Software Requirements

  1. The suggestions should appear on a ‘no hits page’ as well as on a search results page where records were successfully retrieved, but factors indicate that an alternate suggestion is warranted. See section II for more details on relevant factors.
  2. The suggestions should be based on terms indexed in the Evergreen database, not just on terms listed in a standard dictionary.
  3. The “Did you mean” suggestion should never lead to empty results. If a filter was applied to the original search or if the search was scoped to a specific organizational unit, the suggestion should only be offered if at least one record would be retrieved with those limits and scoping applied.
  4. Suggestions should be pulled from the search class that the user is searching. (i.e. if the user is searching by subject, suggestions should be pulled from indexed terms in the subject class; if the user is searching by author, suggestions should be pulled from indexed terms in the author class)
    1. With a general keyword search, users are likely to enter search terms from multiple search classes that are not near each other in the keyword blob.

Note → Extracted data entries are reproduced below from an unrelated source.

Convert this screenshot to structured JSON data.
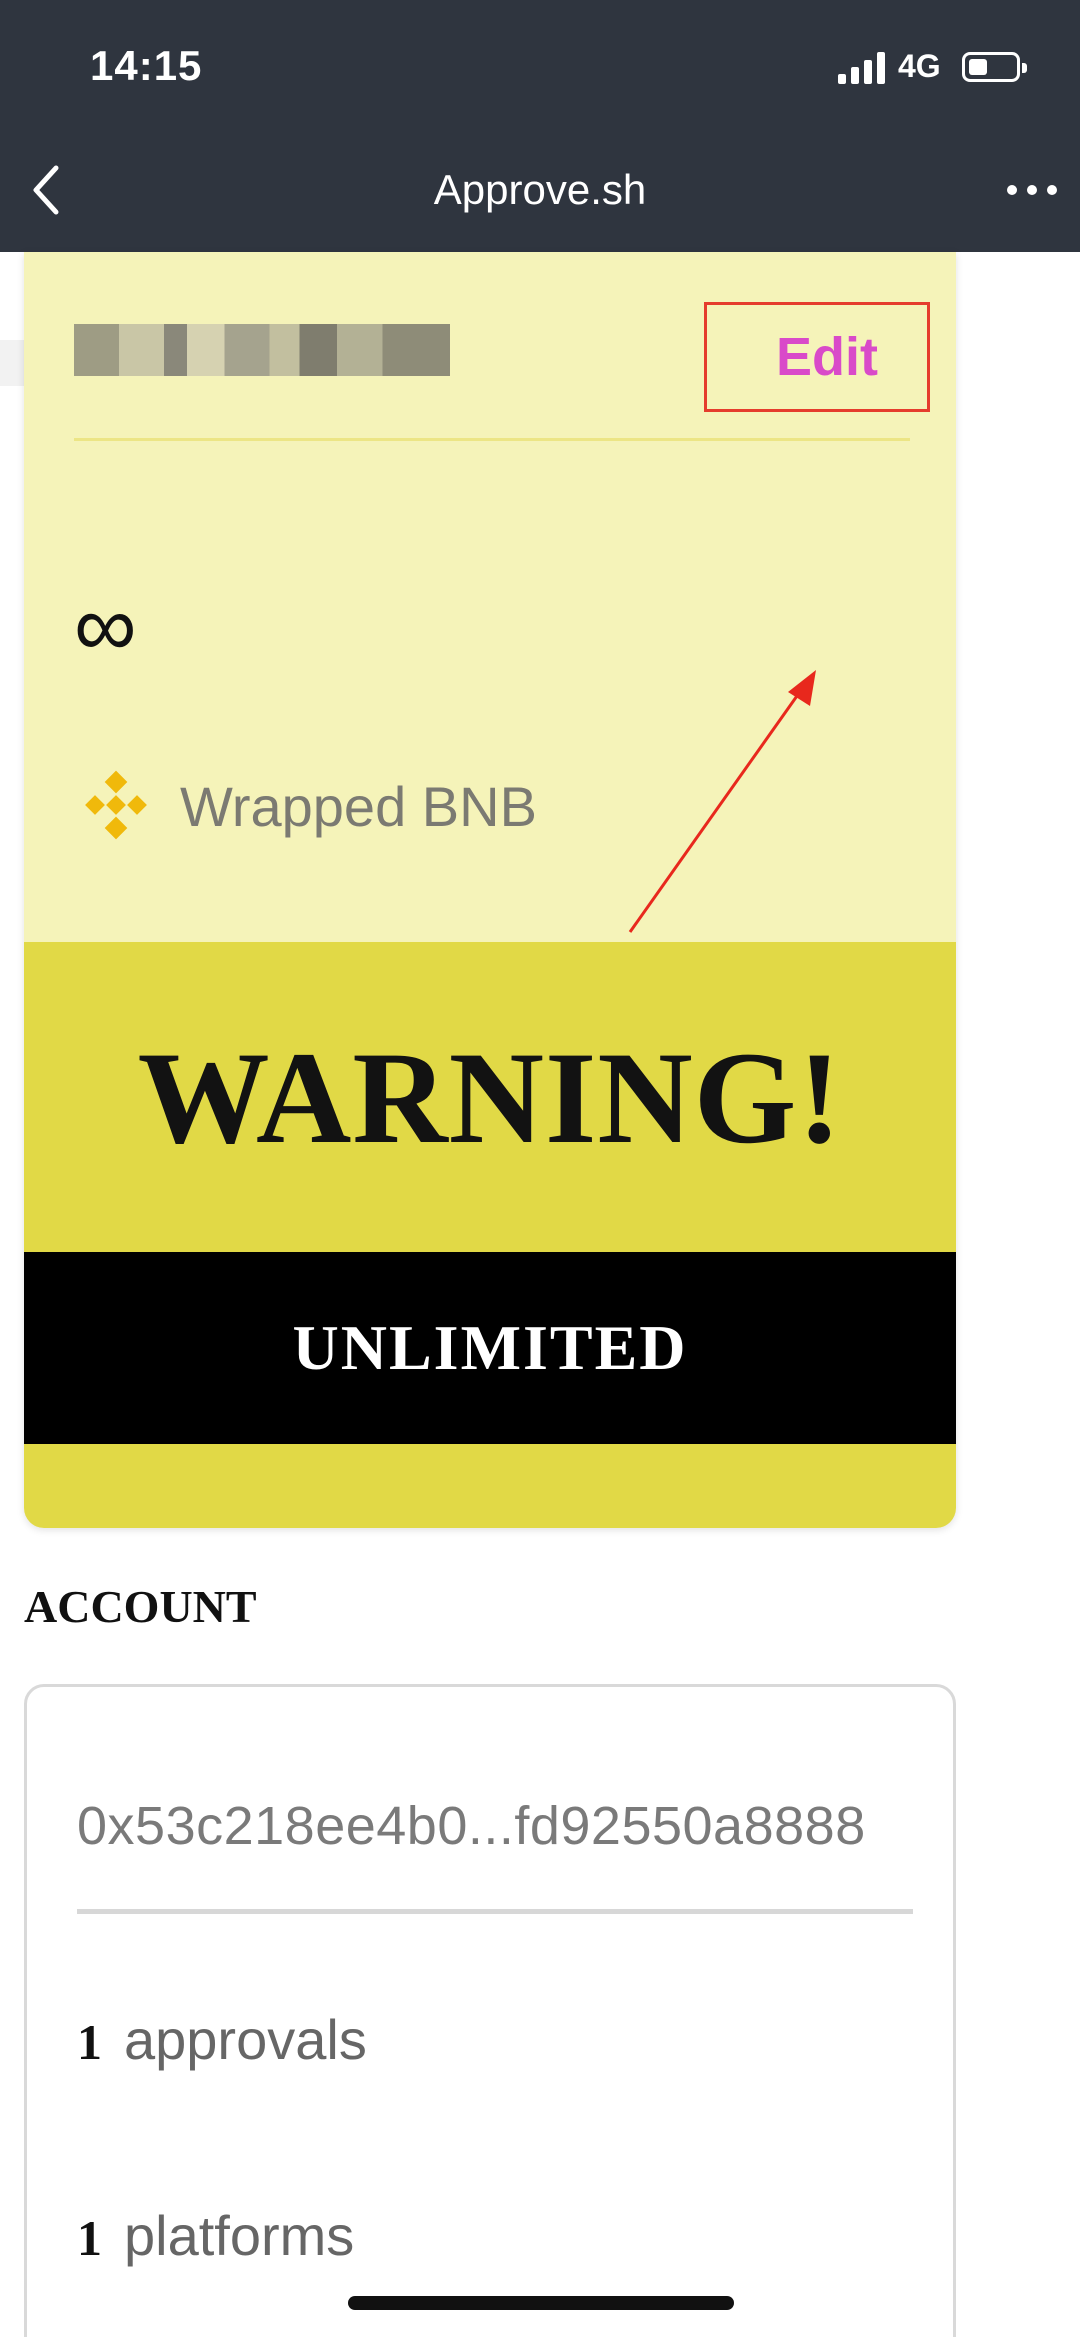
{
  "status_bar": {
    "time": "14:15",
    "network": "4G",
    "icons": [
      "signal-icon",
      "battery-icon"
    ]
  },
  "nav": {
    "title": "Approve.sh",
    "back_icon": "chevron-left-icon",
    "more_icon": "more-horizontal-icon"
  },
  "token_card": {
    "edit_label": "Edit",
    "amount_symbol": "∞",
    "token_icon": "bnb-logo-icon",
    "token_name": "Wrapped BNB",
    "warning": "WARNING!",
    "unlimited": "UNLIMITED",
    "colors": {
      "card_bg": "#f5f3b9",
      "warning_bg": "#e1d946",
      "edit_text": "#d94ac9",
      "highlight_border": "#e53c2d"
    }
  },
  "account": {
    "label": "ACCOUNT",
    "address": "0x53c218ee4b0...fd92550a8888",
    "approvals_count": "1",
    "approvals_label": "approvals",
    "platforms_count": "1",
    "platforms_label": "platforms"
  }
}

The Did You Mean? feature should provide a meaningful suggestion for searches that cross search classes in this way.
  5. The catalog should display up to three suggestions for a search query.
  6. The catalog should display the number of hits expected with each suggestion to give users further guidance on whether the suggestion might be useful to them.
  7. A local list should be available to allow sites to add (or remove) did you mean? suggestions that don’t get picked up (or are inappropriately picked up) by the algorithm.
  8. Variant terms from stemming, synonym list, etc.
    1. The suggested term(s) should be the exact terms used in the record, not a stemmed variation of the term or a variation from a synonym list. For example, if the user enters the search terms angelo’s ash in the search box, the Did You Mean? suggestion should not be angela’s ash, even though, through stemming, this search would successfully retrieve a set of results that includes Angela’s Ashes. The suggestion should be for Angela’s Ashes. Note also the inclusion of an apostrophe in the suggestion.
    2. If multiple suggested terms are offered, they should lead to a different set of results. For example, a search for home cookd could lead to suggestions for home cook or home cooked. However, since both suggestions would lead to the same set of results on a system that employs stemming, only one of these suggestions should be offered.
  9. The catalog should not offer a suggestion that is for the exact same search terms that were entered as part of the original query.

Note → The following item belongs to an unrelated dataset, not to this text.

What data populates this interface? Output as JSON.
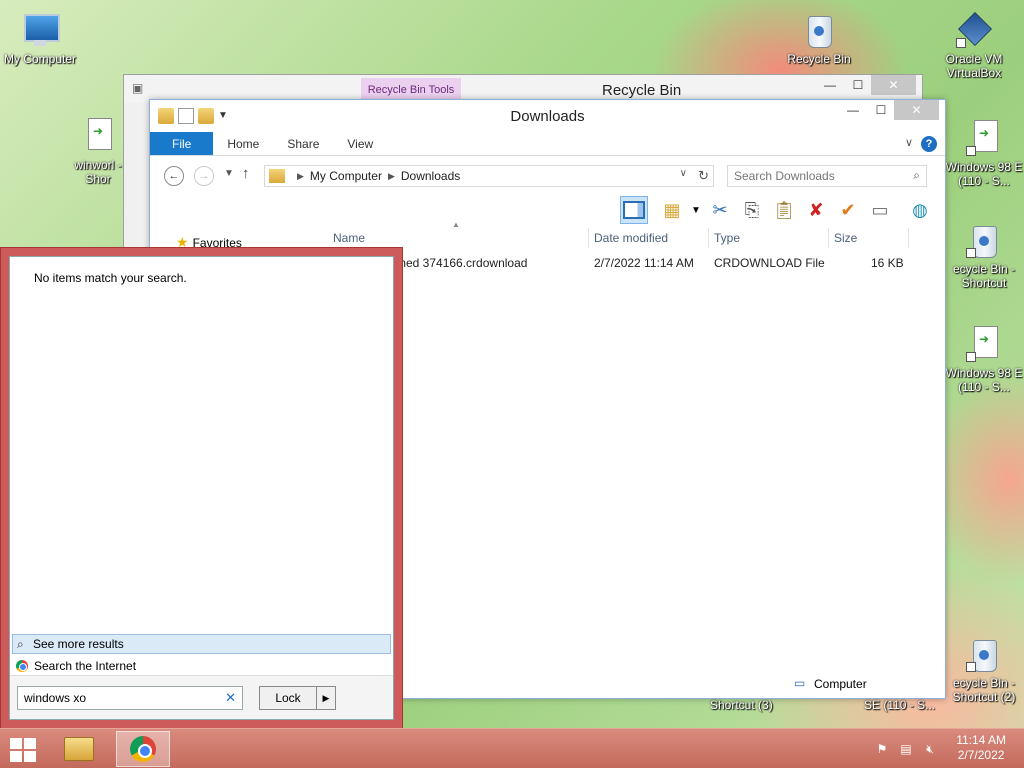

Factors for Identifying Suggestions

There are several factors that can be used in determining a) that a suggestion should be provided for a specific search query, b) whether the system should provide one, two, or three suggestions c) which suggestions should be provided and in what order.

The following factors are ones that the system might consider using to determine if a suggestion should be offered at all or which suggestion should be offered.

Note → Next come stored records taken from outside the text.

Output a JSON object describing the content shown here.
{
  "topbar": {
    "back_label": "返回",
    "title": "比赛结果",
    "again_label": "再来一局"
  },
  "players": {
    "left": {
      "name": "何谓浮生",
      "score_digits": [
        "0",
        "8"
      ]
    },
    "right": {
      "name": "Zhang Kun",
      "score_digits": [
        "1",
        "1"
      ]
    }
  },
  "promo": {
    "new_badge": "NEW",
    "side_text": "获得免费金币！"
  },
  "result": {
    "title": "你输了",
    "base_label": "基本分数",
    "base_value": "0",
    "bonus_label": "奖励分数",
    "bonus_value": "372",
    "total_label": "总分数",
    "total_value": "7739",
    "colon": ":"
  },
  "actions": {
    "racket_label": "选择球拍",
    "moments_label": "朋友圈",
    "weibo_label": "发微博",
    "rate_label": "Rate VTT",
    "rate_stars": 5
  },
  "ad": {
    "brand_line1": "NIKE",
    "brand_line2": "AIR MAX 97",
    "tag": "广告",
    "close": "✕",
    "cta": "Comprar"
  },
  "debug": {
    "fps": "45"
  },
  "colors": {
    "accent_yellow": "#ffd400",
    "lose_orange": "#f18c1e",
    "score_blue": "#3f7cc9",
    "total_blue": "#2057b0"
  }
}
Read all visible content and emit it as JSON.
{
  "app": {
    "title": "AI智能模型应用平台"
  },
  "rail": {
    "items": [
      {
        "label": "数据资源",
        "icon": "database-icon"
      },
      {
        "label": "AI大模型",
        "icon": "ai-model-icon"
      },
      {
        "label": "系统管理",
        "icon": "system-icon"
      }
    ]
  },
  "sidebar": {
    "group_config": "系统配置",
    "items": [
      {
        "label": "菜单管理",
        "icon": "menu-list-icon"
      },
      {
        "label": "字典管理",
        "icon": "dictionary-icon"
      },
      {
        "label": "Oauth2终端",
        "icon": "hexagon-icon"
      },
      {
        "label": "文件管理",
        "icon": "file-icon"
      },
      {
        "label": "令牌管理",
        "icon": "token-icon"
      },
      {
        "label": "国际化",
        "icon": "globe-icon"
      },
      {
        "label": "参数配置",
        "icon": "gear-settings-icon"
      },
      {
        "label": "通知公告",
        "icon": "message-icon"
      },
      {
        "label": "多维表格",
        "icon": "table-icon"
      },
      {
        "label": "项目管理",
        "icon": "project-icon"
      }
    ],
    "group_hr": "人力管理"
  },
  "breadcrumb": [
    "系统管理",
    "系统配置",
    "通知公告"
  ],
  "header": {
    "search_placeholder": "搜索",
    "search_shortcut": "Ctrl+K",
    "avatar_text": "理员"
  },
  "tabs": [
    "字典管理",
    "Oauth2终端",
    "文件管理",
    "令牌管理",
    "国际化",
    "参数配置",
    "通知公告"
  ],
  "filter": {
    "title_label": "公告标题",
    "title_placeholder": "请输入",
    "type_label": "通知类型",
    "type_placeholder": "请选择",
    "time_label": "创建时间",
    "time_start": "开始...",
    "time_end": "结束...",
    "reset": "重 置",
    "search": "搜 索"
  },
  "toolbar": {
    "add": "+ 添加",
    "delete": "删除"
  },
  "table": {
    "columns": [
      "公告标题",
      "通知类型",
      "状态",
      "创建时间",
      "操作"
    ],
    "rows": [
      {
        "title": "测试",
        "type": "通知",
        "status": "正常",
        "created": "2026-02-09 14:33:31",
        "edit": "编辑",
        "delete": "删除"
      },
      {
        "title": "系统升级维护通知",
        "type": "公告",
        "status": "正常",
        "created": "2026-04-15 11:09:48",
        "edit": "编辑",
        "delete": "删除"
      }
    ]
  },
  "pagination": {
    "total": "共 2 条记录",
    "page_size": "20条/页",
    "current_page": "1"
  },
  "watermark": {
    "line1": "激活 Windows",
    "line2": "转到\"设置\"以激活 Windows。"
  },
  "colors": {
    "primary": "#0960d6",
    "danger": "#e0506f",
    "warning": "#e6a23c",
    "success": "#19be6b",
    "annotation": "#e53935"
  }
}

MassLNC/ECDI has supplied ranked examples of the behavior they would like to see for a “Did You Mean?” search to provide assistance to the developer in determining which factors should be used. MassLNC/ECDI is also willing to create more ranked examples if it is useful to the developers.

Whenever possible, developers should provide the ability for Evergreen sites to configure at what threshold a “Did You Mean?” suggestion should be offered. This threshold may differ depending on whether the original query was a one-word query or a multi-word query. The threshold may also differ for searches that lead to a no-hits page and ones that successfully retrieved results.

Recommendations from the developer should be based on whether it will support the expected behavior as illustrated in the search examples, the ease in which the feature can be added to PostgreSQL full-text search, the potential complexity for developing the feature, and the impact it will have on search performance.

Potential Factors:

  1. String proximity – if the search string is close to a string in the bibliographic record, the suggestion might receive more weight.
    1. These suggestions should be based on the entire search string, not on individual words that make up the string.
  2. Keyboard distance – Close string matches where the differing characters are close to each other on a keyboard are more relevant than ones that are further apart on the keyboard. Preferably, Evergreen admins should have the ability to configure the keyboard layout that is used, with QWERTY keyboard support being a minimum requirement.
  3. Phonetic matching – If the entered search string sounds like a string in the bibliographic record, the suggestion might receive more weight.
  4. First letter / sound – If the first letter or sound of the words in the entered search query differ from the first letter or sound of the words in the bibliographic record, the suggestion might receive less weight.
  5. Number of results – If the number of results retrieved with the suggested search is high in relation to the number of search terms, the suggestion may receive more weight.
  6. Popularity – If the number of popularity badges attached to records in the result set is high in relation to the number of popularity badges in the original search, the suggestion might receive more weight.
  7. Presence of search term in standard dictionary – For one-word searches, where we might see an overwhelming number of potential suggestions based on string proximity, searches where the entered search term is misspelled might require a lower threshold for offering a suggestion.
  8. Local list – As mentioned in requirement 7 above, a local list might determine if a suggestion should be offered, regardless of other factors in this list, or if a suggestion the system might otherwise pick should not be offered.
  9. Authority cross-references – the system should also have the ability to generate suggestions based on See from tracings available in MARC authority records for unauthorized entries:
    1. To make the suggestions as meaningful as possible, these suggestions should not be generated from related, broader, or narrower terms.
    2. The system should only offer a suggestion if it changes a word(s) in the search. See from tracings will sometimes direct users to the same search terms that were entered, but in a different order, to get the user to the correct location in an alphabetical list. Since word order doesn’t matter in keyword searching, users shouldn’t receive a did you mean? suggestion for a different order of the same search terms.
    3. Evergreen sites should have the ability to turn off suggestions for particular 4xx entries. For example, a site may want to generate suggestions for personal names (400) and geographic names (451), but not for any other types of See from tracings.
    4. Because end users may not understand why a suggestion may be offered when it comes from an authority record, the language that provides the suggestion should be different than other “Did You Mean?” suggestions (see example searches 6 and 8).
    5. If the user is searching the subject field, authority-based suggestions should only be generated for subject authorities and name authorities that are used in subject headings. If the user is searching the author field, authority-based suggestions should only be generated for name authorities that are used in author fields. For keyword searches, authority-based suggestions can be generated from any type of See from tracing.

Examples

These are examples showing ideal behavior for Did You Mean? functionality. Each example also points to specific requirements that are demonstrated through the example. Almost all examples demonstrate requirement 5a (string proximity) since this is a core requirement for getting Did You Mean? to work well.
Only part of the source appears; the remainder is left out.